Methylation Fingerprints of Colorectal Cancer: From Normal Tissue to Liver and Brain Metastasis


Ayvaz Ş., Turan B., Batan N., İnan C.

Annual Congress of the European Association for Cancer Research (EACR 2026), Budapest, Macaristan, 8 - 11 Haziran 2026, ss.1, (Özet Bildiri)

  • Yayın Türü: Bildiri / Özet Bildiri
  • Basıldığı Şehir: Budapest
  • Basıldığı Ülke: Macaristan
  • Sayfa Sayıları: ss.1
  • Karadeniz Teknik Üniversitesi Adresli: Evet

Özet

Introduction

Colorectal cancer (CRC) progression from normal mucosa to metastasis involves extensive epigenetic reprogramming. Beyond genetic alterations, DNA methylation is critical for tumor initiation and the acquisition of organotropic metastatic phenotypes. This study systematically defines conserved and divergent methylation signatures across the adenoma-carcinoma-metastasis sequence to identify core gene sets and biomarkers for organ-specific progression.

Material and method

DNA methylation data (GSE28094) were retrieved from GEO. Samples included normal colon (n=97), adenoma (n=12), primary tumor (n=110), liver metastasis (n=32), and brain metastasis (n=13). Pairwise differential methylation was assessed using the limma package (FDR<0.05). Core targets shared across all disease groups were analyzed via GO-BP/KEGG enrichment, STRING-based protein-protein interaction (PPI) networks and hub gene identification. Diagnostic performance was evaluated using receiver operating characteristic (ROC) analysis.

Results and discussion

Significant differentially methylated genes (DMGs) relative to normal tissue were 935 for adenoma, 743 for primary tumor, 772 for liver metastasis, and 991 for brain metastasis. Adenoma was predominantly hypomethylated (819/935), whereas hypermethylation was more frequent in primary tumors and liver metastases. Brain metastases showed significant divergence from both primary and liver lesions (707 and 720 targets, respectively), supporting organotropic epigenetic differentiation.
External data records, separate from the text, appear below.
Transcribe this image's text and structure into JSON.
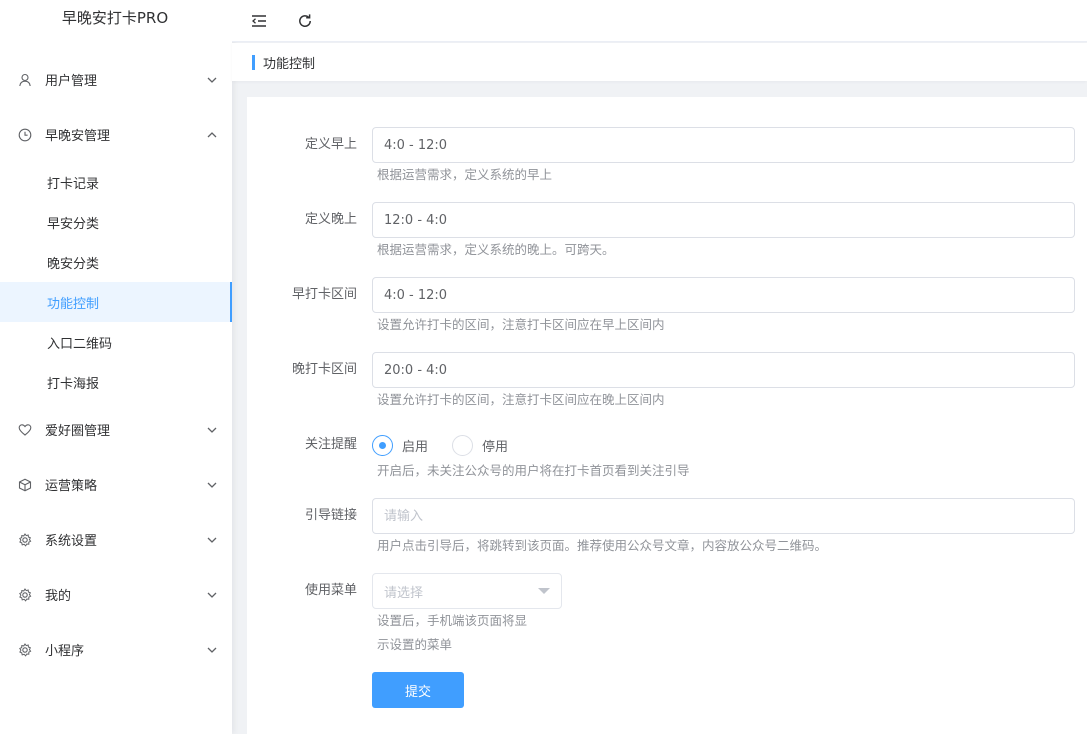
{
  "app": {
    "title": "早晚安打卡PRO"
  },
  "sidebar": {
    "items": [
      {
        "label": "用户管理",
        "icon": "user-icon",
        "expanded": false
      },
      {
        "label": "早晚安管理",
        "icon": "clock-icon",
        "expanded": true,
        "children": [
          {
            "label": "打卡记录"
          },
          {
            "label": "早安分类"
          },
          {
            "label": "晚安分类"
          },
          {
            "label": "功能控制",
            "active": true
          },
          {
            "label": "入口二维码"
          },
          {
            "label": "打卡海报"
          }
        ]
      },
      {
        "label": "爱好圈管理",
        "icon": "heart-icon",
        "expanded": false
      },
      {
        "label": "运营策略",
        "icon": "cube-icon",
        "expanded": false
      },
      {
        "label": "系统设置",
        "icon": "gear-icon",
        "expanded": false
      },
      {
        "label": "我的",
        "icon": "gear-icon",
        "expanded": false
      },
      {
        "label": "小程序",
        "icon": "gear-icon",
        "expanded": false
      }
    ]
  },
  "breadcrumb": {
    "current": "功能控制"
  },
  "form": {
    "morning": {
      "label": "定义早上",
      "value": "4:0 - 12:0",
      "help": "根据运营需求，定义系统的早上"
    },
    "evening": {
      "label": "定义晚上",
      "value": "12:0 - 4:0",
      "help": "根据运营需求，定义系统的晚上。可跨天。"
    },
    "morning_range": {
      "label": "早打卡区间",
      "value": "4:0 - 12:0",
      "help": "设置允许打卡的区间，注意打卡区间应在早上区间内"
    },
    "evening_range": {
      "label": "晚打卡区间",
      "value": "20:0 - 4:0",
      "help": "设置允许打卡的区间，注意打卡区间应在晚上区间内"
    },
    "follow_remind": {
      "label": "关注提醒",
      "options": [
        "启用",
        "停用"
      ],
      "selected": "启用",
      "help": "开启后，未关注公众号的用户将在打卡首页看到关注引导"
    },
    "guide_link": {
      "label": "引导链接",
      "value": "",
      "placeholder": "请输入",
      "help": "用户点击引导后，将跳转到该页面。推荐使用公众号文章，内容放公众号二维码。"
    },
    "menu": {
      "label": "使用菜单",
      "placeholder": "请选择",
      "help_line1": "设置后，手机端该页面将显",
      "help_line2": "示设置的菜单"
    },
    "submit_label": "提交"
  },
  "colors": {
    "accent": "#409eff",
    "active_bg": "#ecf5ff"
  }
}
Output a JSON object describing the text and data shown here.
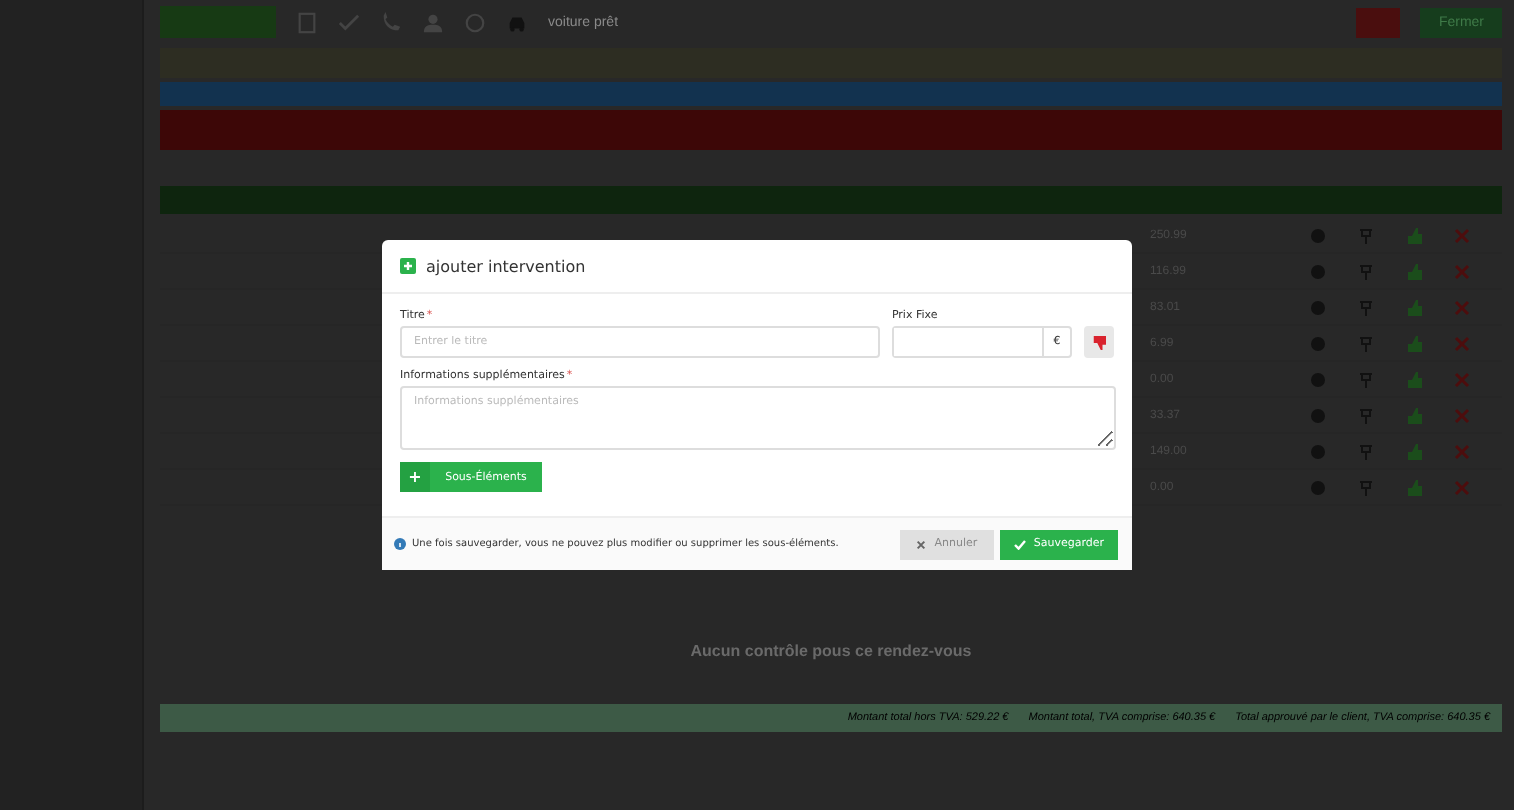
{
  "toolbar": {
    "status_label": "voiture prêt",
    "close_button": "Fermer"
  },
  "rows": [
    {
      "amount": "250.99"
    },
    {
      "amount": "116.99"
    },
    {
      "amount": "83.01"
    },
    {
      "amount": "6.99"
    },
    {
      "amount": "0.00"
    },
    {
      "amount": "33.37"
    },
    {
      "amount": "149.00"
    },
    {
      "amount": "0.00"
    }
  ],
  "empty_message": "Aucun contrôle pous ce rendez-vous",
  "totals": [
    "Montant total hors TVA: 529.22 €",
    "Montant total, TVA comprise: 640.35 €",
    "Total approuvé par le client, TVA comprise: 640.35 €"
  ],
  "modal": {
    "title": "ajouter intervention",
    "title_field": {
      "label": "Titre",
      "required_mark": "*",
      "placeholder": "Entrer le titre"
    },
    "price_field": {
      "label": "Prix Fixe",
      "suffix": "€"
    },
    "info_field": {
      "label": "Informations supplémentaires",
      "required_mark": "*",
      "placeholder": "Informations supplémentaires"
    },
    "sub_button": {
      "icon": "+",
      "label": "Sous-Éléments"
    },
    "note": "Une fois sauvegarder, vous ne pouvez plus modifier ou supprimer les sous-éléments.",
    "cancel": "Annuler",
    "save": "Sauvegarder"
  }
}
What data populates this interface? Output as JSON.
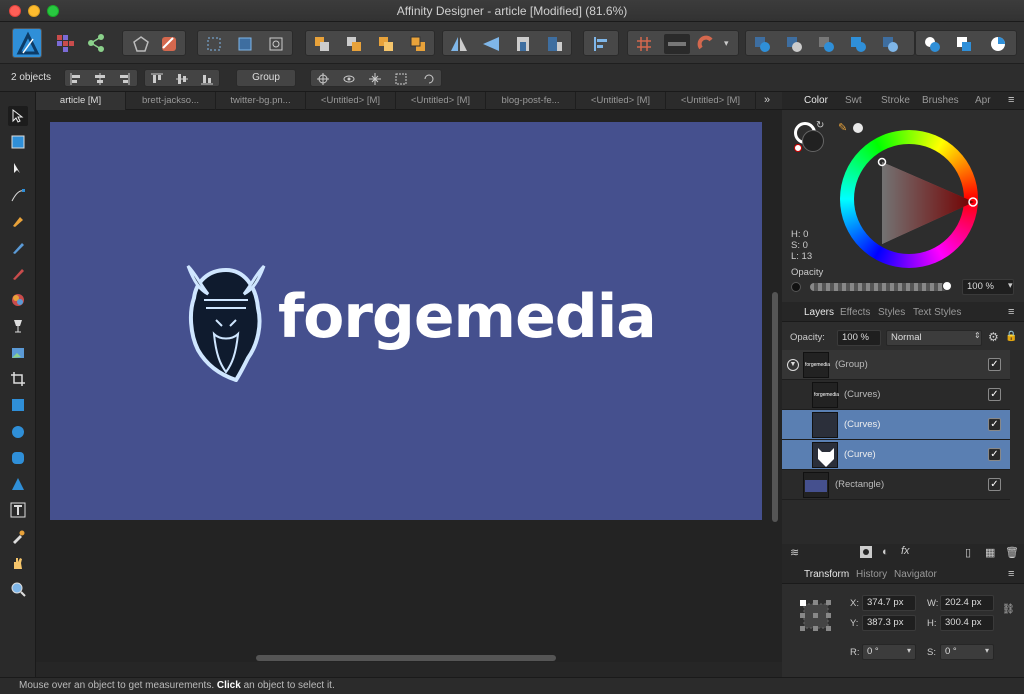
{
  "window": {
    "title": "Affinity Designer - article [Modified] (81.6%)"
  },
  "context_bar": {
    "selection_count": "2 objects",
    "group_label": "Group"
  },
  "doc_tabs": [
    "article [M]",
    "brett-jackso...",
    "twitter-bg.pn...",
    "<Untitled> [M]",
    "<Untitled> [M]",
    "blog-post-fe...",
    "<Untitled> [M]",
    "<Untitled> [M]"
  ],
  "canvas": {
    "brand_text": "forgemedia",
    "artboard_color": "#45508e"
  },
  "color_panel": {
    "tabs": [
      "Color",
      "Swt",
      "Stroke",
      "Brushes",
      "Apr"
    ],
    "h": "H: 0",
    "s": "S: 0",
    "l": "L: 13",
    "opacity_label": "Opacity",
    "opacity_value": "100 %"
  },
  "layers_panel": {
    "tabs": [
      "Layers",
      "Effects",
      "Styles",
      "Text Styles"
    ],
    "opacity_label": "Opacity:",
    "opacity_value": "100 %",
    "blend_mode": "Normal",
    "thumb_text": "forgemedia",
    "layers": [
      {
        "name": "(Group)"
      },
      {
        "name": "(Curves)"
      },
      {
        "name": "(Curves)"
      },
      {
        "name": "(Curve)"
      },
      {
        "name": "(Rectangle)"
      }
    ]
  },
  "transform_panel": {
    "tabs": [
      "Transform",
      "History",
      "Navigator"
    ],
    "x_label": "X:",
    "x": "374.7 px",
    "y_label": "Y:",
    "y": "387.3 px",
    "w_label": "W:",
    "w": "202.4 px",
    "h_label": "H:",
    "h": "300.4 px",
    "r_label": "R:",
    "r": "0 °",
    "s_label": "S:",
    "s": "0 °"
  },
  "status": {
    "pre": "Mouse over an object to get measurements. ",
    "bold": "Click",
    "post": " an object to select it."
  },
  "colors": {
    "accent_blue": "#2f8fd8",
    "selection_row": "#5a7fb2",
    "orange": "#e8a23a"
  }
}
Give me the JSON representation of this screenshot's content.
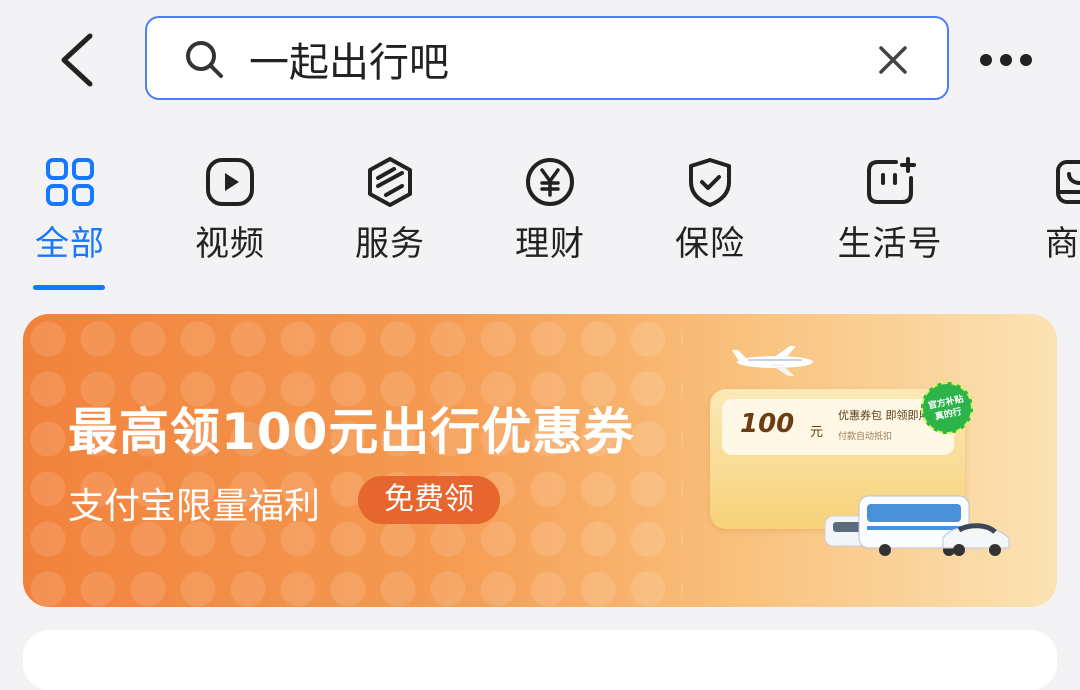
{
  "search": {
    "value": "一起出行吧"
  },
  "tabs": [
    {
      "label": "全部",
      "icon": "grid-icon",
      "active": true
    },
    {
      "label": "视频",
      "icon": "play-icon"
    },
    {
      "label": "服务",
      "icon": "services-icon"
    },
    {
      "label": "理财",
      "icon": "yen-icon"
    },
    {
      "label": "保险",
      "icon": "shield-icon"
    },
    {
      "label": "生活号",
      "icon": "face-sparkle-icon"
    },
    {
      "label": "商品",
      "icon": "shop-icon"
    }
  ],
  "banner": {
    "headline": "最高领100元出行优惠券",
    "subtitle": "支付宝限量福利",
    "cta": "免费领",
    "coupon": {
      "amount": "100",
      "unit": "元",
      "title": "优惠券包 即领即用",
      "desc": "付款自动抵扣",
      "badge": "官方补贴 真的行"
    }
  },
  "colors": {
    "accent": "#1677ff",
    "banner_orange": "#f1823c",
    "cta": "#e7662f"
  }
}
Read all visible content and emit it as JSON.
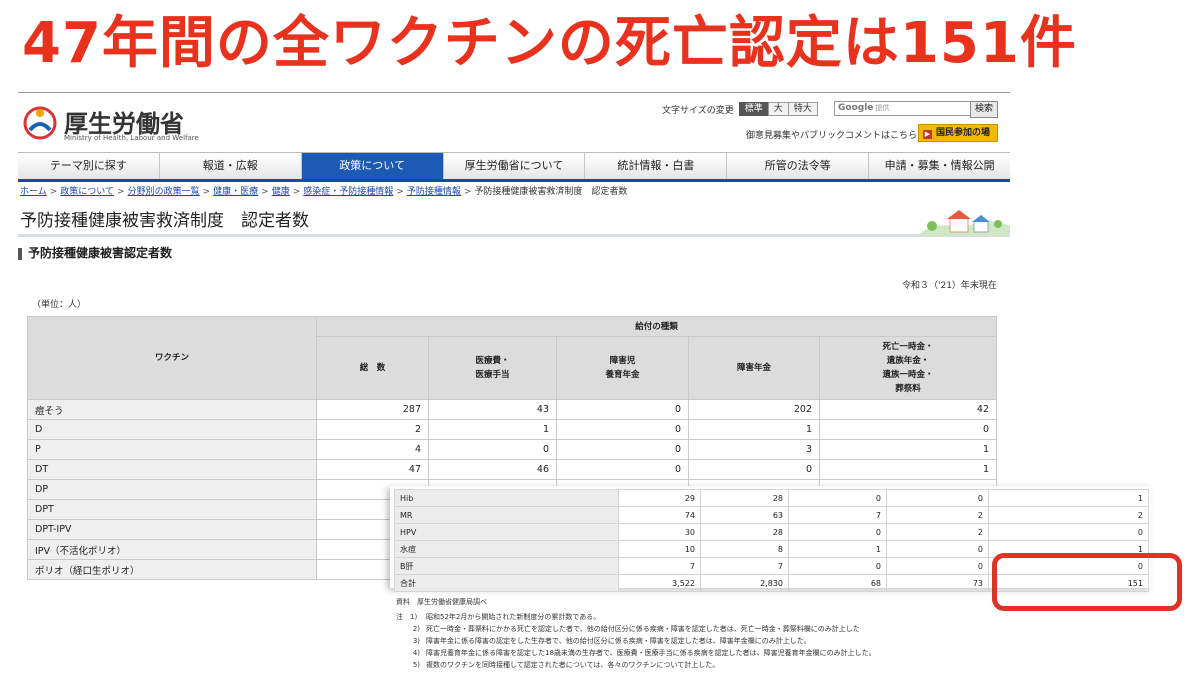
{
  "headline": "47年間の全ワクチンの死亡認定は151件",
  "header": {
    "logo_jp": "厚生労働省",
    "logo_en": "Ministry of Health, Labour and Welfare",
    "font_size_label": "文字サイズの変更",
    "font_size_options": [
      "標準",
      "大",
      "特大"
    ],
    "search_placeholder_brand": "Google",
    "search_placeholder": "提供",
    "search_button": "検索",
    "opinion_link": "御意見募集やパブリックコメントはこちら",
    "participation_button": "国民参加の場"
  },
  "nav": [
    "テーマ別に探す",
    "報道・広報",
    "政策について",
    "厚生労働省について",
    "統計情報・白書",
    "所管の法令等",
    "申請・募集・情報公開"
  ],
  "breadcrumb": {
    "links": [
      "ホーム",
      "政策について",
      "分野別の政策一覧",
      "健康・医療",
      "健康",
      "感染症・予防接種情報",
      "予防接種情報"
    ],
    "current": "予防接種健康被害救済制度　認定者数"
  },
  "page_title": "予防接種健康被害救済制度　認定者数",
  "section_heading": "予防接種健康被害認定者数",
  "date_note": "令和３（'21）年末現在",
  "unit_note": "（単位：人）",
  "table": {
    "vaccine_header": "ワクチン",
    "group_header": "給付の種類",
    "columns": [
      "総　数",
      "医療費・\n医療手当",
      "障害児\n養育年金",
      "障害年金",
      "死亡一時金・\n遺族年金・\n遺族一時金・\n葬祭料"
    ],
    "rows": [
      {
        "name": "痘そう",
        "values": [
          "287",
          "43",
          "0",
          "202",
          "42"
        ]
      },
      {
        "name": "D",
        "values": [
          "2",
          "1",
          "0",
          "1",
          "0"
        ]
      },
      {
        "name": "P",
        "values": [
          "4",
          "0",
          "0",
          "3",
          "1"
        ]
      },
      {
        "name": "DT",
        "values": [
          "47",
          "46",
          "0",
          "0",
          "1"
        ]
      },
      {
        "name": "DP",
        "values": [
          "",
          "",
          "",
          "",
          ""
        ]
      },
      {
        "name": "DPT",
        "values": [
          "",
          "",
          "",
          "",
          ""
        ]
      },
      {
        "name": "DPT-IPV",
        "values": [
          "",
          "",
          "",
          "",
          ""
        ]
      },
      {
        "name": "IPV（不活化ポリオ）",
        "values": [
          "",
          "",
          "",
          "",
          ""
        ]
      },
      {
        "name": "ポリオ（経口生ポリオ）",
        "values": [
          "",
          "",
          "",
          "",
          ""
        ]
      }
    ]
  },
  "overlay_rows": [
    {
      "name": "Hib",
      "values": [
        "29",
        "28",
        "0",
        "0",
        "1"
      ]
    },
    {
      "name": "MR",
      "values": [
        "74",
        "63",
        "7",
        "2",
        "2"
      ]
    },
    {
      "name": "HPV",
      "values": [
        "30",
        "28",
        "0",
        "2",
        "0"
      ]
    },
    {
      "name": "水痘",
      "values": [
        "10",
        "8",
        "1",
        "0",
        "1"
      ]
    },
    {
      "name": "B肝",
      "values": [
        "7",
        "7",
        "0",
        "0",
        "0"
      ]
    },
    {
      "name": "合計",
      "values": [
        "3,522",
        "2,830",
        "68",
        "73",
        "151"
      ]
    }
  ],
  "footnotes": {
    "source": "資料　厚生労働省健康局調べ",
    "notes": [
      {
        "k": "注　1)",
        "t": "昭和52年2月から開始された新制度分の累計数である。"
      },
      {
        "k": "2)",
        "t": "死亡一時金・葬祭料にかかる死亡を認定した者で、他の給付区分に係る疾病・障害を認定した者は、死亡一時金・葬祭料欄にのみ計上した"
      },
      {
        "k": "3)",
        "t": "障害年金に係る障害の認定をした生存者で、他の給付区分に係る疾病・障害を認定した者は、障害年金欄にのみ計上した。"
      },
      {
        "k": "4)",
        "t": "障害児養育年金に係る障害を認定した18歳未満の生存者で、医療費・医療手当に係る疾病を認定した者は、障害児養育年金欄にのみ計上した。"
      },
      {
        "k": "5)",
        "t": "複数のワクチンを同時接種して認定された者については、各々のワクチンについて計上した。"
      }
    ]
  },
  "colors": {
    "headline": "#e8321e",
    "nav_active": "#1c5ab5",
    "highlight": "#e23127",
    "participation": "#f3b800"
  }
}
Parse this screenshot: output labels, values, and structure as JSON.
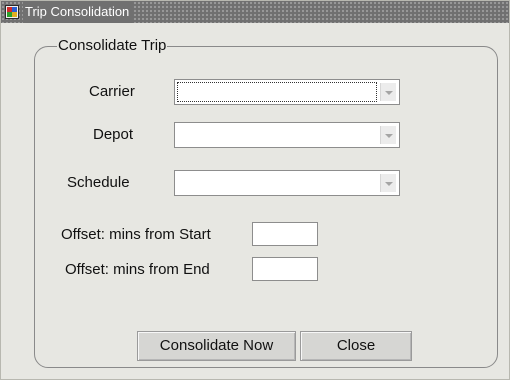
{
  "window": {
    "title": "Trip Consolidation",
    "app_icon": "oracle-forms-window-icon"
  },
  "group": {
    "title": "Consolidate Trip"
  },
  "fields": {
    "carrier": {
      "label": "Carrier",
      "value": ""
    },
    "depot": {
      "label": "Depot",
      "value": ""
    },
    "schedule": {
      "label": "Schedule",
      "value": ""
    },
    "offset_start": {
      "label": "Offset: mins from Start",
      "value": ""
    },
    "offset_end": {
      "label": "Offset: mins from End",
      "value": ""
    }
  },
  "buttons": {
    "consolidate": "Consolidate Now",
    "close": "Close"
  },
  "colors": {
    "window_background": "#e7e7e2",
    "titlebar": "#707070"
  }
}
We identified a core set of 114 Hyper and 138 Hypo targets shared across all stages. Enrichment analysis linked the Hyper set to epithelial proliferation and MAPK signaling, while the Hypo set was associated with gland morphogenesis, ECM remodeling, and hypoxia. PPI networks revealed Hyper hubs centered on angiogenesis axes (FGF8/FGFR1, KDR/FLT4) and Hypo hubs driven by EGFR, CTNNB1, and IL6. ROC analysis identified FGF8 as a superior Hyper hub (AUC=0.958) with CTNNB1 (AUC=0.836) and HGF (AUC=0.803) as leading Hypo hubs.

Conclusion

Our findings demonstrate a conserved core epigenetic signature across CRC stages. The distinct methylation profiles in brain metastasis suggest that metastatic adaptation is epigenetically regulated. These hub genes and high-AUC regions represent robust biomarker candidates for early diagnosis and stage-specific targeted therapies.

Acknowledgements

We acknowledge the authors who generated and deposited GSE28094 (Fernandez et al.) and GEO/NCBI for providing access to the publicly available data used in this study.